Questa era tuttavia il suo matrimonio e lo voleva riempire con tutto quello che piaceva a lei, incluso un campo di girasoli danzanti e un coro di Leprecauni che, chissà come mai, aveva suscitato una reazione di ilarità da parte del suo promesso sposo. Per il resto lui le lasciò carta bianca per ogni decisione, dal rinfresco fino ai vestiti dai colori improbabili.
Lo sposalizio dei giovani aveva suscitato un discreto interesse nella comunità magica, in parte perché la sposa era una degli amici del famoso Harry Potter, in parte perché aveva fama di essere una promettente naturalista grazie ad una serie di riuscite spedizioni all’estero.
La maggior parte dei pettegolezzi riguardava il suo promesso sposo, Rolf Scamander, il cui nome non lasciava dubbi su quale parente famoso fosse presente nel suo albero genealogico ma che nessuno ricordava di aver mai visto.
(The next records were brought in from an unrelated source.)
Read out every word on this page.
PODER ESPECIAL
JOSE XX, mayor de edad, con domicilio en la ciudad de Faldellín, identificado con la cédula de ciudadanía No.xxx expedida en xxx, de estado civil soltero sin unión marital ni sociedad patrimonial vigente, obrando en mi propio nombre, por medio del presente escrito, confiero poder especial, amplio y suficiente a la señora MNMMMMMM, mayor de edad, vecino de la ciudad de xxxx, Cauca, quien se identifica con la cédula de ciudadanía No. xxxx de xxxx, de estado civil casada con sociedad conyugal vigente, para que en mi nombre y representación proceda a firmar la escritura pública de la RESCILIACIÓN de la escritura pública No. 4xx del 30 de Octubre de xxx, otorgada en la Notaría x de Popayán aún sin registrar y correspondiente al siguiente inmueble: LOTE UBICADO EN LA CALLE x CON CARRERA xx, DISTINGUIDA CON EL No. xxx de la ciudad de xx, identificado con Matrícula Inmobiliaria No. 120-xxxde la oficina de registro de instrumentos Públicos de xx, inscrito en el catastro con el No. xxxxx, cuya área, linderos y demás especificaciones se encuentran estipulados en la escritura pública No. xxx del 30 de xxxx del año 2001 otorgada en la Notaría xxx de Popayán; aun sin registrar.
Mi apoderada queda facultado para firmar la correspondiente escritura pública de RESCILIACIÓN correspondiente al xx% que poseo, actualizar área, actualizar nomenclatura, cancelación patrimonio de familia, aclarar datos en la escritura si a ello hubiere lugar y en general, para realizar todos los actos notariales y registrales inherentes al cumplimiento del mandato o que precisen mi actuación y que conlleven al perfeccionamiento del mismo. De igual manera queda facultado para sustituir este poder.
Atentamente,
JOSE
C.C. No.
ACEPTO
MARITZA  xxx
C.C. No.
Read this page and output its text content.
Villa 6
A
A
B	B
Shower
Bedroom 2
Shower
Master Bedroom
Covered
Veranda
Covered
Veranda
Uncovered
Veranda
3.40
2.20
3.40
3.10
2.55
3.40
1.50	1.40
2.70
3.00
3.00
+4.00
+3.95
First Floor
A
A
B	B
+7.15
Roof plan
Nessuno dei maghi inglesi ricordava che una Scamander, una ragazza di totale insignificanza rispetto al famoso padre, avesse sposato un mago purosangue inglese e dato alla luce un bambino.
 
***
 
Nessuno si ricordava di Theodore Nott Junior.
Del resto c’erano state così tante vittime, e il ragazzo era il figlio del notorio Nott senior. Chissà cosa aveva combinato il padre! Chissà cosa avrebbe combinato il figlio da grande! Non c’era tempo di piangere quando c’erano tanti eroi da seppellire.
A Theodore non importava.
Nella Vecchia Inghilterra la dimora della famiglia era fredda e solitaria su una collina. Si potevano vedere le scogliere lontane e il mare inglese, implacabile come gli uomini che vi avevano edificato le proprie case su quelle coste.
La strada verso casa era lunga, accidentata e piena di ricordi.
Lui le aveva promesso che ci sarebbe tornato..
Aveva incontrato il luogo dove fu trovato morto suo padre, e avevano lasciato i fiori sulla tomba di sua madre. C’era ancora i suoi angoli preferiti, in cui si nascondeva da bambino. C’era da qualche parte i resti della sua prima scopa-giocattolo, schiantata su un tronco in una ventosa giornata di tanti anni fa.
Non era una strada che si percorreva a cuor leggero.
Quando sarebbe arrivato sulla soglia di casa, sapeva che nulla di cosa sarebbe stato prima sarebbe ritornato.
Andava bene così.
Non era solo nel suo viaggio.


Nota finale.

Adoro la Theo/Luna, e neppure JKR in persona può frapporsi fra questi due.
Questa fanfiction è nel mio hard disk da troppo tempo, dovevo complerla anche se è molto lontana dall'essere accettabile. Spero che potrà piacervi e grazie per chi leggerà & recensirà.